Lord Alton of Liverpool, who proposed the amendment to set up a committee to review ethical and scientific questions, urged the lords to withhold approval.

"Since 1990, when miracle cures were promised for 4,000 inherited diseases, between 300,000 and half a million human embryos have been destroyed or experimented upon. There have been no cures, but our willingness to walk this road has paved the way for more and more demand," Alton said.

The government can override the unelected House of Lords when a bill is rejected. But in this case it cannot, because the proposal is not a new bill but a change in regulations set out in an existing law, which itself includes a clause requiring that any changes must be approved by both houses of Parliament.

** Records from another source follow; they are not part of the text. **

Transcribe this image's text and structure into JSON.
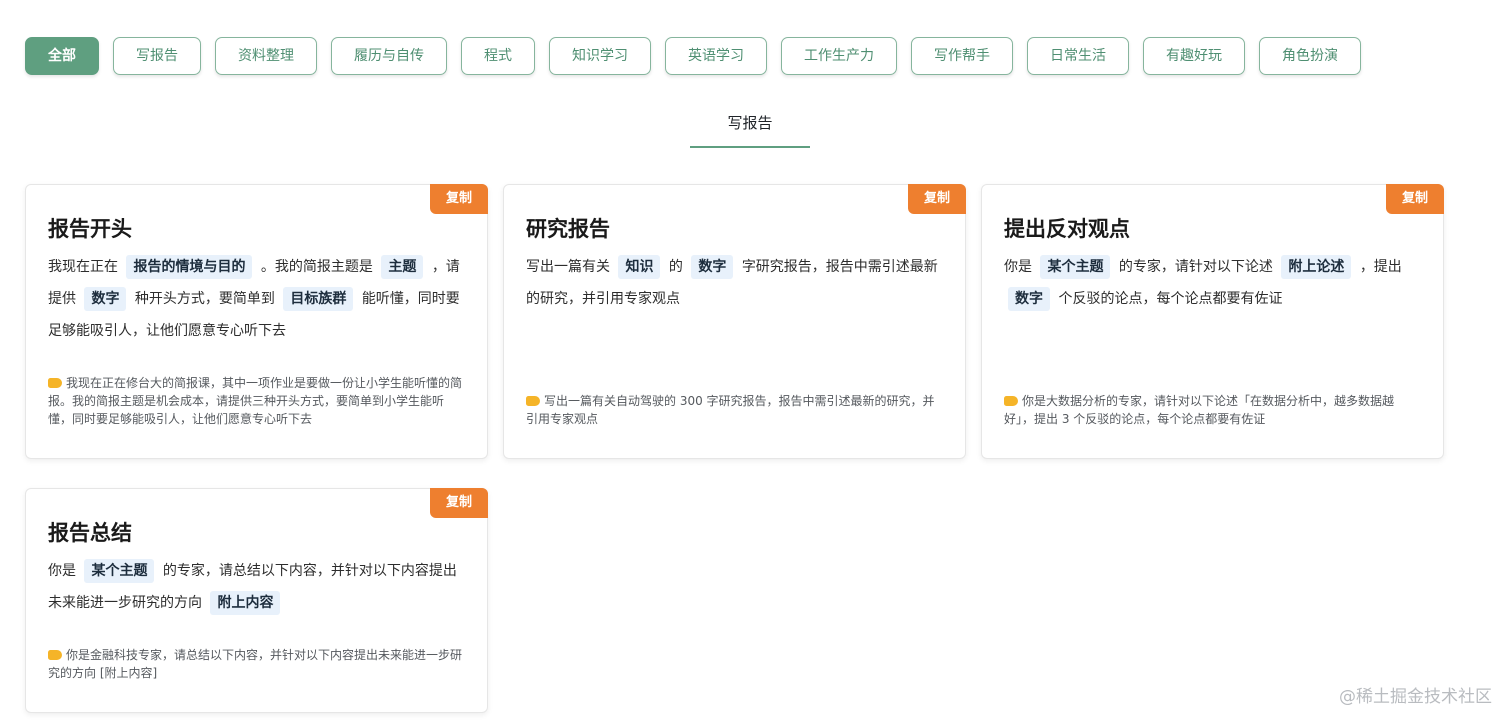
{
  "filters": [
    {
      "label": "全部",
      "active": true
    },
    {
      "label": "写报告"
    },
    {
      "label": "资料整理"
    },
    {
      "label": "履历与自传"
    },
    {
      "label": "程式"
    },
    {
      "label": "知识学习"
    },
    {
      "label": "英语学习"
    },
    {
      "label": "工作生产力"
    },
    {
      "label": "写作帮手"
    },
    {
      "label": "日常生活"
    },
    {
      "label": "有趣好玩"
    },
    {
      "label": "角色扮演"
    }
  ],
  "section": {
    "title": "写报告"
  },
  "copy_label": "复制",
  "cards": [
    {
      "title": "报告开头",
      "prompt": {
        "t1": "我现在正在",
        "p1": "报告的情境与目的",
        "t2": "。我的简报主题是",
        "p2": "主题",
        "t3": "，请提供",
        "p3": "数字",
        "t4": "种开头方式，要简单到",
        "p4": "目标族群",
        "t5": "能听懂，同时要足够能吸引人，让他们愿意专心听下去"
      },
      "example": "我现在正在修台大的简报课，其中一项作业是要做一份让小学生能听懂的简报。我的简报主题是机会成本，请提供三种开头方式，要简单到小学生能听懂，同时要足够能吸引人，让他们愿意专心听下去"
    },
    {
      "title": "研究报告",
      "prompt": {
        "t1": "写出一篇有关",
        "p1": "知识",
        "t2": "的",
        "p2": "数字",
        "t3": "字研究报告，报告中需引述最新的研究，并引用专家观点"
      },
      "example": "写出一篇有关自动驾驶的 300 字研究报告，报告中需引述最新的研究，并引用专家观点"
    },
    {
      "title": "提出反对观点",
      "prompt": {
        "t1": "你是",
        "p1": "某个主题",
        "t2": "的专家，请针对以下论述",
        "p2": "附上论述",
        "t3": "，提出",
        "p3": "数字",
        "t4": "个反驳的论点，每个论点都要有佐证"
      },
      "example": "你是大数据分析的专家，请针对以下论述「在数据分析中，越多数据越好」，提出 3 个反驳的论点，每个论点都要有佐证"
    },
    {
      "title": "报告总结",
      "prompt": {
        "t1": "你是",
        "p1": "某个主题",
        "t2": "的专家，请总结以下内容，并针对以下内容提出未来能进一步研究的方向",
        "p2": "附上内容"
      },
      "example": "你是金融科技专家，请总结以下内容，并针对以下内容提出未来能进一步研究的方向 [附上内容]"
    }
  ],
  "watermark": "@稀土掘金技术社区"
}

If the lords vote down the proposal, the government must bring back a new version, which again must be passed through both chambers. That could delay the changes by months, possibly preventing the adoption of any new regulations before the next general election, expected in the spring.

An embryo is essentially a ball of stem cells that evolves into a fetus when the stem cells start specializing to create a nervous system, spine and other features - at about 14 days. Scientists hope that by extracting the stem cells from the embryo when it is three or four days old, their growth can be directed in a lab to become any desired cell or tissue type for transplant.

The hope is to one day grow neurons to replace nerve cells in a brain killed by Parkinson's disease, skin to repair burns and pancreatic cells to produce insulin for diabetics.

Scientists would remove the nucleus of a donor egg and replace it in a cell from a sick patient. The egg would then be induced to divide and start growing into an embryo. The cloned cells would be genetically identical to the patient's and therefore could theoretically overcome problems of transplant rejection, caused when the immune system fights foreign tissue.

"The human embryo has a special status, and we owe a measure of respect to the embryo," said health minister Lord Hunt of Kings Heath, who supports the proposed changes.

"We also owe a measure of respect to the millions of people living with these devastating illnesses and the millions who have yet to show signs of them. This is the balance we must make."